Itu lagu yang dinyanyikan anak-anak sambil menepuk-nepuk bola karet. Suara Yoko yang lincah dan rian dalam menyanyikan lagu tanpa makna itu membuat Shimamura sangsi apakah pertemuannya dengan Yoko tadi hanya mimpi.
Ia tak hent-henti berceloteh ketika memakaikan pakaian anak itu dan menuntunnya keluar dari tempat mandi, dan suaranya terus bergaung seperti suling bahkan setelah ia pergi. Di lorong rumah penginapan yang lantainya sudah tua dan mengilat, ada kotak shamisen besar berwarna hitam pekat. [...]
(hal. 150)

·                     Yukio
Karakteristik : pesakit, menunggu ajal, lemah.
”Ini dari kamar si sakit. Tapi, tak usah cemas.

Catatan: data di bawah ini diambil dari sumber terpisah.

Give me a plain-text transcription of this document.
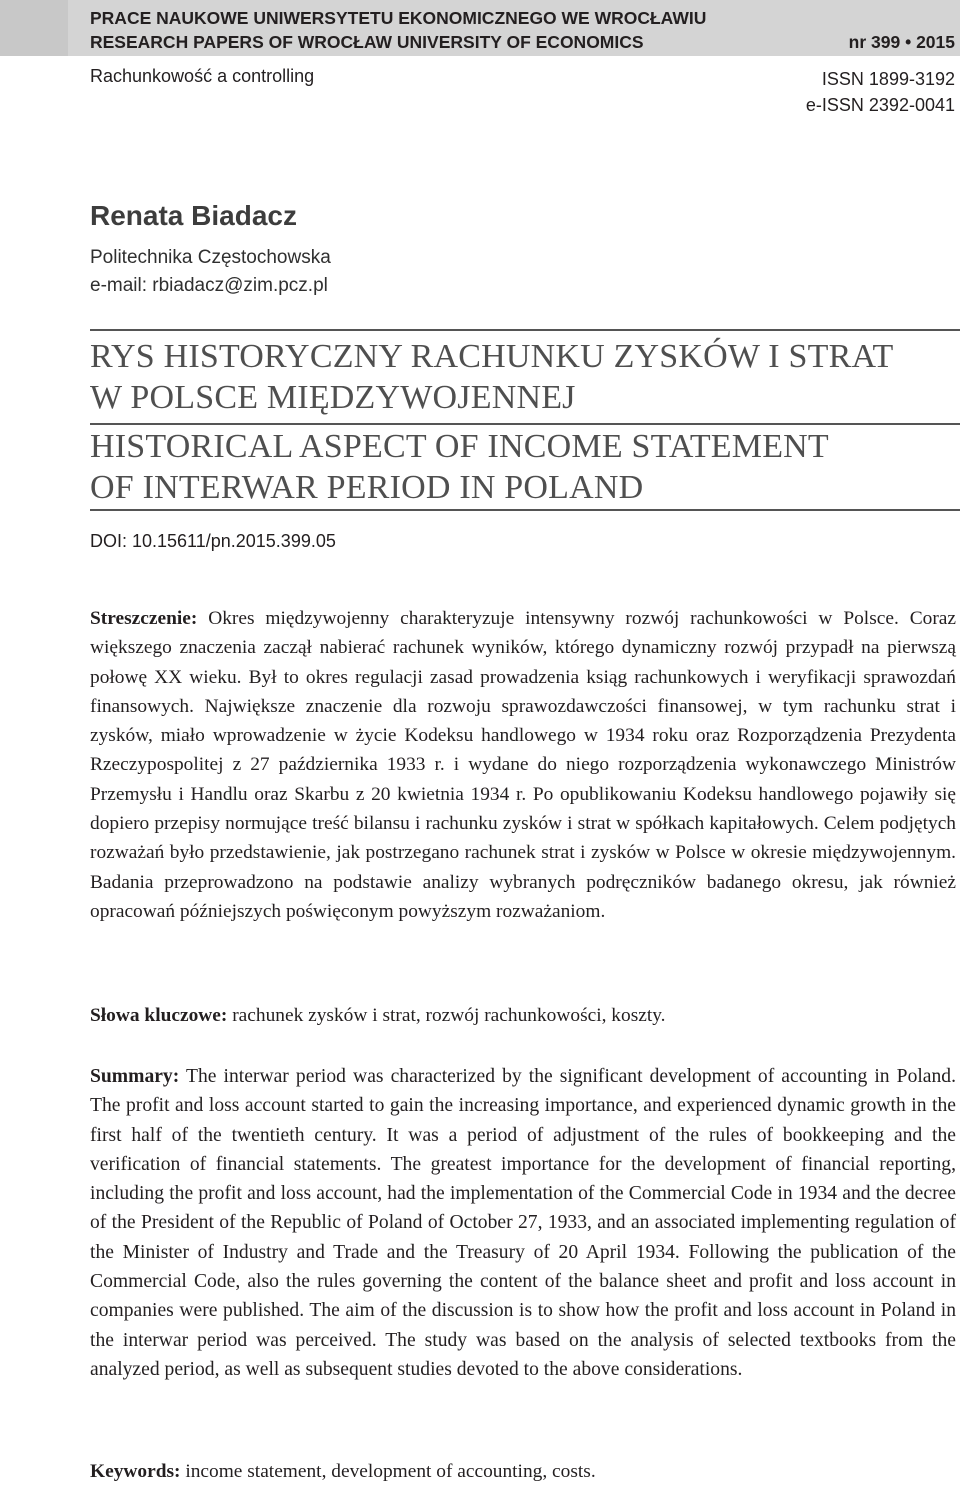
PRACE NAUKOWE UNIWERSYTETU EKONOMICZNEGO WE WROCŁAWIU
RESEARCH PAPERS OF WROCŁAW UNIVERSITY OF ECONOMICS	nr 399 • 2015
Rachunkowość a controlling	ISSN 1899-3192
e-ISSN 2392-0041
Renata Biadacz
Politechnika Częstochowska
e-mail: rbiadacz@zim.pcz.pl
RYS HISTORYCZNY RACHUNKU ZYSKÓW I STRAT
W POLSCE MIĘDZYWOJENNEJ
HISTORICAL ASPECT OF INCOME STATEMENT
OF INTERWAR PERIOD IN POLAND
DOI: 10.15611/pn.2015.399.05

Streszczenie: Okres międzywojenny charakteryzuje intensywny rozwój rachunkowości w Polsce. Coraz większego znaczenia zaczął nabierać rachunek wyników, którego dynamiczny rozwój przypadł na pierwszą połowę XX wieku. Był to okres regulacji zasad prowadzenia ksiąg rachunkowych i weryfikacji sprawozdań finansowych. Największe znaczenie dla rozwoju sprawozdawczości finansowej, w tym rachunku strat i zysków, miało wprowadzenie w życie Kodeksu handlowego w 1934 roku oraz Rozporządzenia Prezydenta Rzeczypospolitej z 27 października 1933 r. i wydane do niego rozporządzenia wykonawczego Ministrów Przemysłu i Handlu oraz Skarbu z 20 kwietnia 1934 r. Po opublikowaniu Kodeksu handlowego pojawiły się dopiero przepisy normujące treść bilansu i rachunku zysków i strat w spółkach kapitałowych. Celem podjętych rozważań było przedstawienie, jak postrzegano rachunek strat i zysków w Polsce w okresie międzywojennym. Badania przeprowadzono na podstawie analizy wybranych podręczników badanego okresu, jak również opracowań późniejszych poświęconym powyższym rozważaniom.

Słowa kluczowe: rachunek zysków i strat, rozwój rachunkowości, koszty.

Summary: The interwar period was characterized by the significant development of accounting in Poland. The profit and loss account started to gain the increasing importance, and experienced dynamic growth in the first half of the twentieth century. It was a period of adjustment of the rules of bookkeeping and the verification of financial statements. The greatest importance for the development of financial reporting, including the profit and loss account, had the implementation of the Commercial Code in 1934 and the decree of the President of the Republic of Poland of October 27, 1933, and an associated implementing regulation of the Minister of Industry and Trade and the Treasury of 20 April 1934. Following the publication of the Commercial Code, also the rules governing the content of the balance sheet and profit and loss account in companies were published. The aim of the discussion is to show how the profit and loss account in Poland in the interwar period was perceived. The study was based on the analysis of selected textbooks from the analyzed period, as well as subsequent studies devoted to the above considerations.

Keywords: income statement, development of accounting, costs.
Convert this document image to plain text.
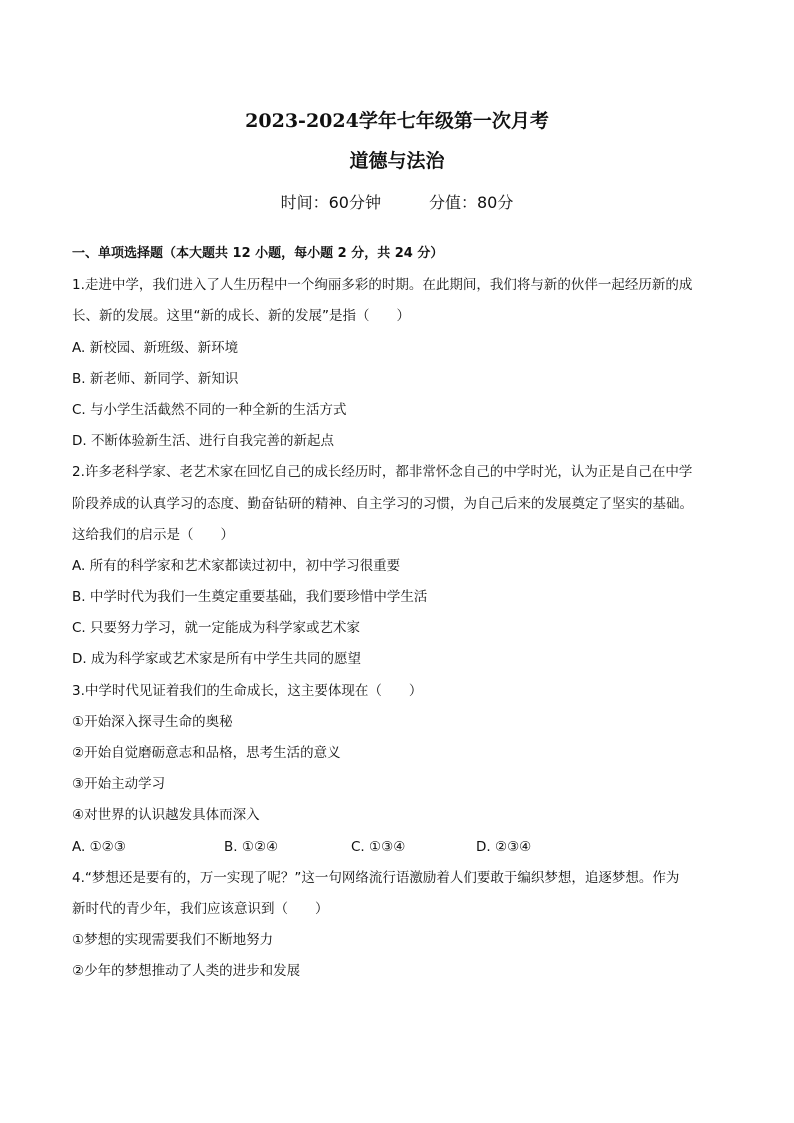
2023-2024学年七年级第一次月考
道德与法治
时间：60分钟	分值：80分
一、单项选择题（本大题共 12 小题，每小题 2 分，共 24 分）
1.走进中学，我们进入了人生历程中一个绚丽多彩的时期。在此期间，我们将与新的伙伴一起经历新的成
长、新的发展。这里“新的成长、新的发展”是指（　　）
A. 新校园、新班级、新环境
B. 新老师、新同学、新知识
C. 与小学生活截然不同的一种全新的生活方式
D. 不断体验新生活、进行自我完善的新起点
2.许多老科学家、老艺术家在回忆自己的成长经历时，都非常怀念自己的中学时光，认为正是自己在中学
阶段养成的认真学习的态度、勤奋钻研的精神、自主学习的习惯，为自己后来的发展奠定了坚实的基础。
这给我们的启示是（　　）
A. 所有的科学家和艺术家都读过初中，初中学习很重要
B. 中学时代为我们一生奠定重要基础，我们要珍惜中学生活
C. 只要努力学习，就一定能成为科学家或艺术家
D. 成为科学家或艺术家是所有中学生共同的愿望
3.中学时代见证着我们的生命成长，这主要体现在（　　）
①开始深入探寻生命的奥秘
②开始自觉磨砺意志和品格，思考生活的意义
③开始主动学习
④对世界的认识越发具体而深入
A. ①②③	B. ①②④	C. ①③④	D. ②③④
4.“梦想还是要有的，万一实现了呢？”这一句网络流行语激励着人们要敢于编织梦想，追逐梦想。作为
新时代的青少年，我们应该意识到（　　）
①梦想的实现需要我们不断地努力
②少年的梦想推动了人类的进步和发展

Kata orang, api bebas hama.” Rambutnya yang baru dicukur hampir menyentuh kotatsu saat ia memasukkan arang. Anak guru musik itu menderita TBC usus, katanya, dan ingin pulang ke kampung halaman untuk menunggu ajal.
(hal. 58)

b.          Alur
Sebuah karya sastra termasuk prosa berbentuk novel seperti obyek kajian Snow Country ini, berbagai peristiwa disajikan dalam urutan tertentu. Pristiwa yang membangun tulang punggung cerita, demikian disebut alur. Cerita di awali dari peristiwa tertentu dan diakhiri dengan peristiwa tertentu lainnya dalam urutan waktu terjadinya. Dalam novel ini, alur cerita di awali dengan perjumpaan Shimamura dengan Yoko dan Yukio di gerbong kereta senja yang sama-sama mereka naiki. Dari awal penceritaan tersebut, pengarang kemudian menghubungkan dan mengaitkan antar tokoh dalam suatu cerita yang efektif dan kompleks. Alur yang digunakan dalam novel ini tentunya alur maju, namun tidak menutup kemungkinan akan terdapat discourse yang menceritakan masa lalu sebagai penguat dan penjelas cerita.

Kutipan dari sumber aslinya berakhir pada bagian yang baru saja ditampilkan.